Brandon Hernández 9 a.m., Sept. 20
The Perseid Meteor Shower, Venus, Mars, and Saturn
The Perseid Meteor Shower, the best known of the many meteor displays that return annually, will take place under optimum (moon-glare-free) conditions this year. During the hours between midnight and dawn (approximately 4:30am) on the mornings of Thursday, August 12 and Friday, August 13, some 60 meteors or more should be visible to observers situated under clear, dark skies. Hourly rates will be less if you observe during evening hours or on mornings before or after the 12th or 13th. The Perseid meteors, like other similar annual meteor showers, occur when the Earth plows through a broad stream of tiny dust particles left over from the past disintegration of a comet. The particles burn up as air friction slows them at heights of about 50 miles, resulting in luminous trails visible for a second or two from the ground.

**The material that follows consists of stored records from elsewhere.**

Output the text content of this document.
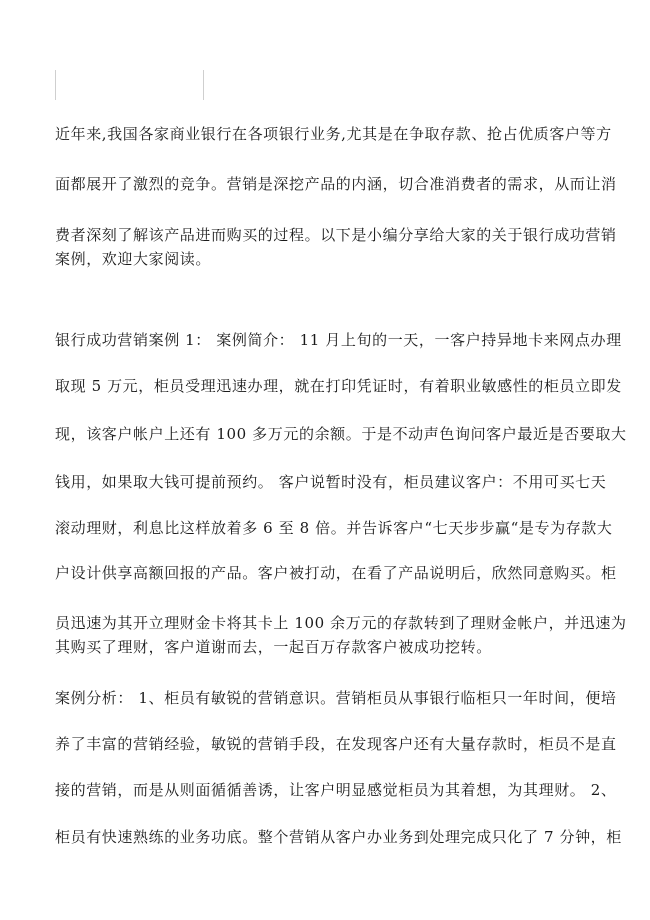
近年来,我国各家商业银行在各项银行业务,尤其是在争取存款、抢占优质客户等方
面都展开了激烈的竞争。营销是深挖产品的内涵，切合准消费者的需求，从而让消
费者深刻了解该产品进而购买的过程。以下是小编分享给大家的关于银行成功营销
案例，欢迎大家阅读。
银行成功营销案例 1： 案例简介： 11 月上旬的一天，一客户持异地卡来网点办理
取现 5 万元，柜员受理迅速办理，就在打印凭证时，有着职业敏感性的柜员立即发
现，该客户帐户上还有 100 多万元的余额。于是不动声色询问客户最近是否要取大
钱用，如果取大钱可提前预约。 客户说暂时没有，柜员建议客户：不用可买七天
滚动理财，利息比这样放着多 6 至 8 倍。并告诉客户“七天步步赢“是专为存款大
户设计供享高额回报的产品。客户被打动，在看了产品说明后，欣然同意购买。柜
员迅速为其开立理财金卡将其卡上 100 余万元的存款转到了理财金帐户，并迅速为
其购买了理财，客户道谢而去，一起百万存款客户被成功挖转。
案例分析： 1、柜员有敏锐的营销意识。营销柜员从事银行临柜只一年时间，便培
养了丰富的营销经验，敏锐的营销手段，在发现客户还有大量存款时，柜员不是直
接的营销，而是从则面循循善诱，让客户明显感觉柜员为其着想，为其理财。 2、
柜员有快速熟练的业务功底。整个营销从客户办业务到处理完成只化了 7 分钟，柜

Following the passage of a particularly bright meteor a lingering glow, called a train, sometimes remains for a few seconds or more. This year's display takes place during the dark of the moon, ensuring a dark sky as long as you observe from a location far from city lights. Lie in a comfortable position, facing northeast, under an open sky, for best results. Strong coffee is advised.
The Planets Venus, Mars, and Saturn are performing an intricate dance through the first half of August. Look for all three in the western sky at dusk, beginning with Venus, which is brashly brilliant. Mars (dim and reddish) and Saturn (dim and white) hover above Venus until mid-August, changing positions day-by-day, but remaining within a few degrees of one another. On the evening of Thursday, August 12, the thin, waxing crescent moon will be visible below the triad of planets; on the 13th the somewhat fatter cresent moon will have moved to the left of the three.